New Methodology Pushed India Up the Ease of Doing Business: Study
The Centre for Global Development (CDG), a US-based think-tank on global policy, debunked India's jump in the World Bank's Ease of Doing Business, stating that the improvement in ranking was due to changes in methodology adopted by the body.
In a study report published on 5 February, the body said that without the changes in the methodology, India's jump in the rankings "looks more modest".
In October, the World Bank released the report in which India was ranked 100th in the Ease of Doing Business, as compared to the previous year's 130th position. Prime Minister Narendra Modi termed it a "historic jump" in rankings, with the government holding several press conferences to reiterate the same.
Finance Minister Arun Jaitley, in one such press conference remarked that the BJP government has replaced the UPA regime's "ease of corruption" with business.
More recently, during the World Economic Summit in Davos, Modi announced the "improvement" in rankings, adding that they proved that "India was open for doing business".
However, according to CDG, the rankings tell a different story.
India's ranking can simply be attributed to the addition of new countries to the list, i.e the sample size, the report said.
Which Methodology Did the CDG Use?
Now instead of dropping the new indicators, the think-tank now used all the indicators but with a different appraoch.
The report says:
Instead of dropping new indicators, we splice the series together whenever there is a methodological innovation. So for instance, when the World Bank changed the underlying indicators in the “ease of getting credit” index in 2014, they kindly reported the score using both methodologies for that year. India scored 81.25 on the old methodology in 2014 and 65 using the new method.
The CDS multiplied India’s credit scores by 1.25 (=81.25/65) for every year after 2014, explaining that there will be no "artificial jump" in India’s credit score.

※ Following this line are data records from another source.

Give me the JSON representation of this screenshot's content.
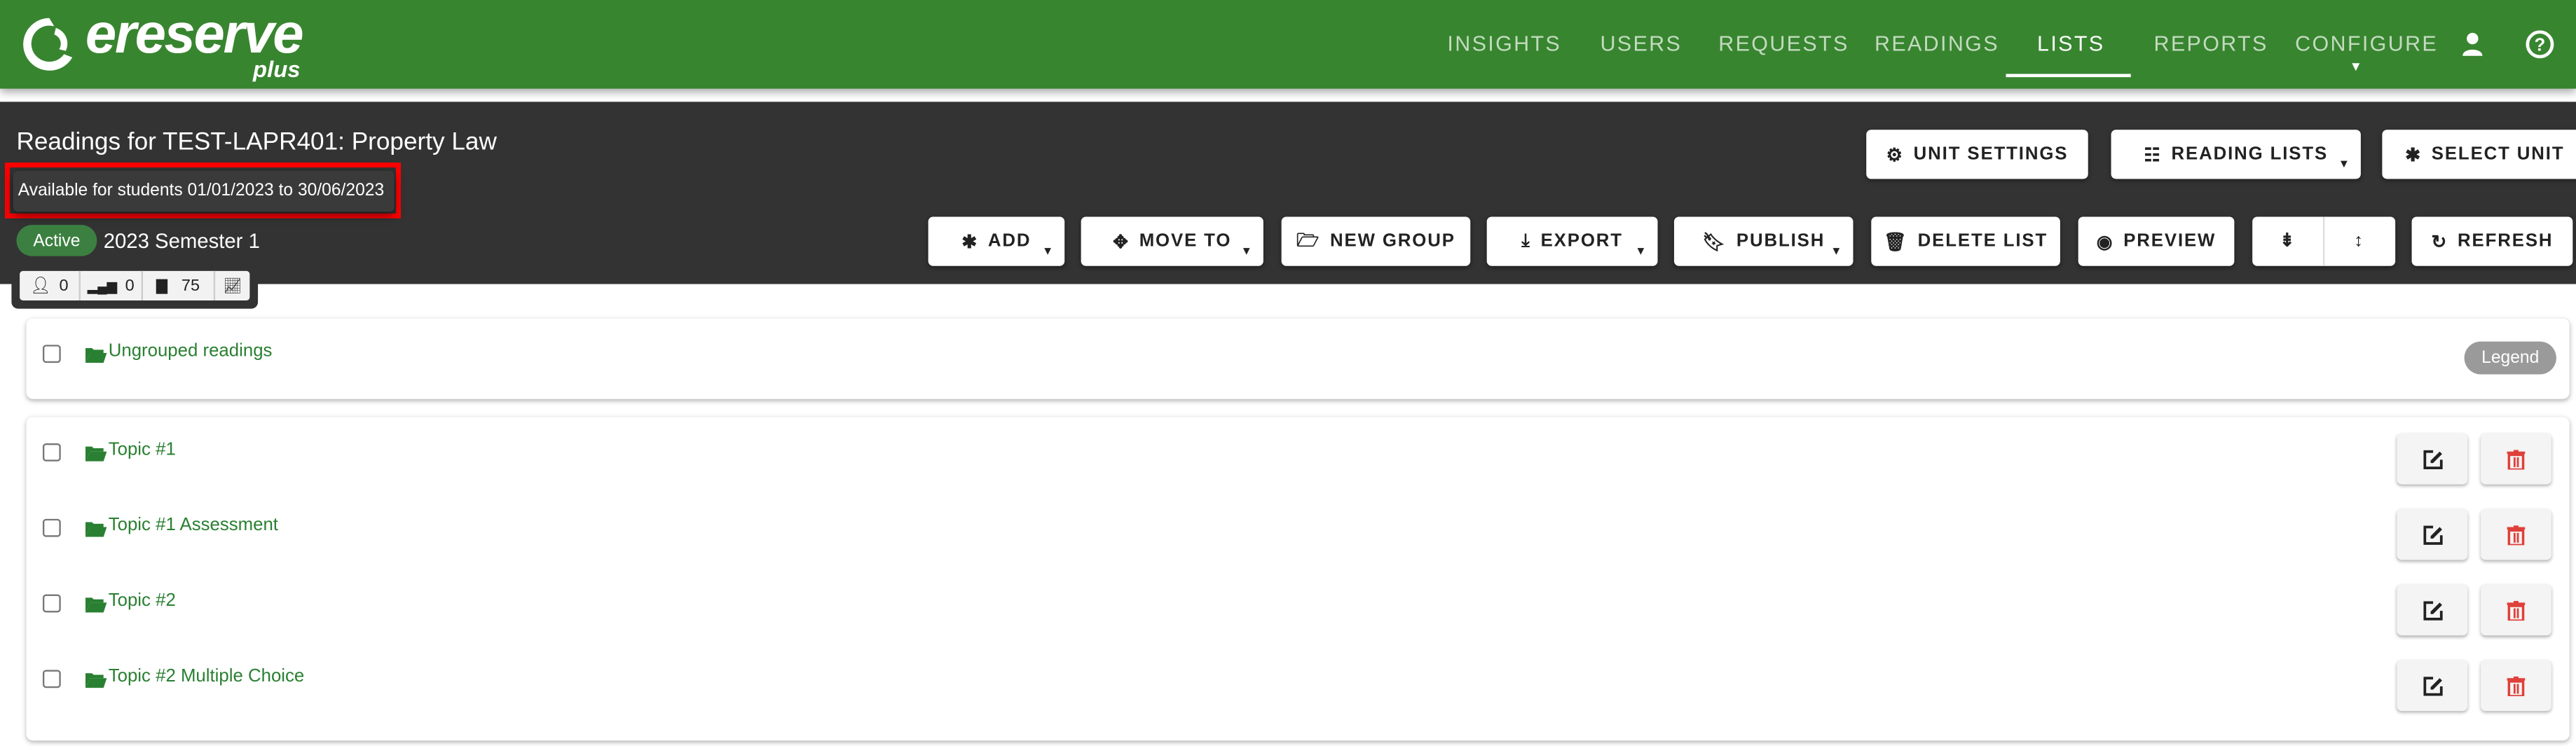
{
  "brand": {
    "name": "ereserve",
    "sub": "plus"
  },
  "nav": [
    {
      "label": "INSIGHTS"
    },
    {
      "label": "USERS"
    },
    {
      "label": "REQUESTS"
    },
    {
      "label": "READINGS"
    },
    {
      "label": "LISTS",
      "active": true
    },
    {
      "label": "REPORTS"
    },
    {
      "label": "CONFIGURE",
      "has_dropdown": true
    }
  ],
  "header": {
    "title": "Readings for TEST-LAPR401: Property Law",
    "tooltip": "Available for students 01/01/2023 to 30/06/2023",
    "status": "Active",
    "period": "2023 Semester 1",
    "stats": {
      "users": "0",
      "signal": "0",
      "documents": "75"
    }
  },
  "toolbar_top": {
    "unit_settings": "UNIT SETTINGS",
    "reading_lists": "READING LISTS",
    "select_unit": "SELECT UNIT"
  },
  "toolbar": {
    "add": "ADD",
    "move_to": "MOVE TO",
    "new_group": "NEW GROUP",
    "export": "EXPORT",
    "publish": "PUBLISH",
    "delete_list": "DELETE LIST",
    "preview": "PREVIEW",
    "refresh": "REFRESH"
  },
  "ungrouped": {
    "label": "Ungrouped readings",
    "legend": "Legend"
  },
  "groups": [
    {
      "label": "Topic #1"
    },
    {
      "label": "Topic #1 Assessment"
    },
    {
      "label": "Topic #2"
    },
    {
      "label": "Topic #2 Multiple Choice"
    }
  ],
  "colors": {
    "brand": "#388530",
    "panel": "#333333",
    "link": "#2a8032",
    "delete": "#e0403a",
    "highlight": "#ff0000"
  }
}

Whether one ignores the new indicators, or use the consistent methodology, the report says that India's jump looks "much more modest".
Why the Jump Then?
The difference reportedly does not come from a particular index, as scores from both the methods are "not very different".
The big change comes from ranking, not scoring. Because many countries perform similarly on the index, even small discrepancies in the score can produce wild swings in the rankings, which appears to have happened in India’s case – a point Martin Ravallion, former manager of the World Bank’s research department, has pointed out recently as well.
Former chief economist of World Bank Paul Romer’s recent remarks that the institution’s staff made unfair changes in the assessment methodology and that it was “politically manipulated” led the CDS to also examine India’s to examine India’s rise in the ease of doing business rankings.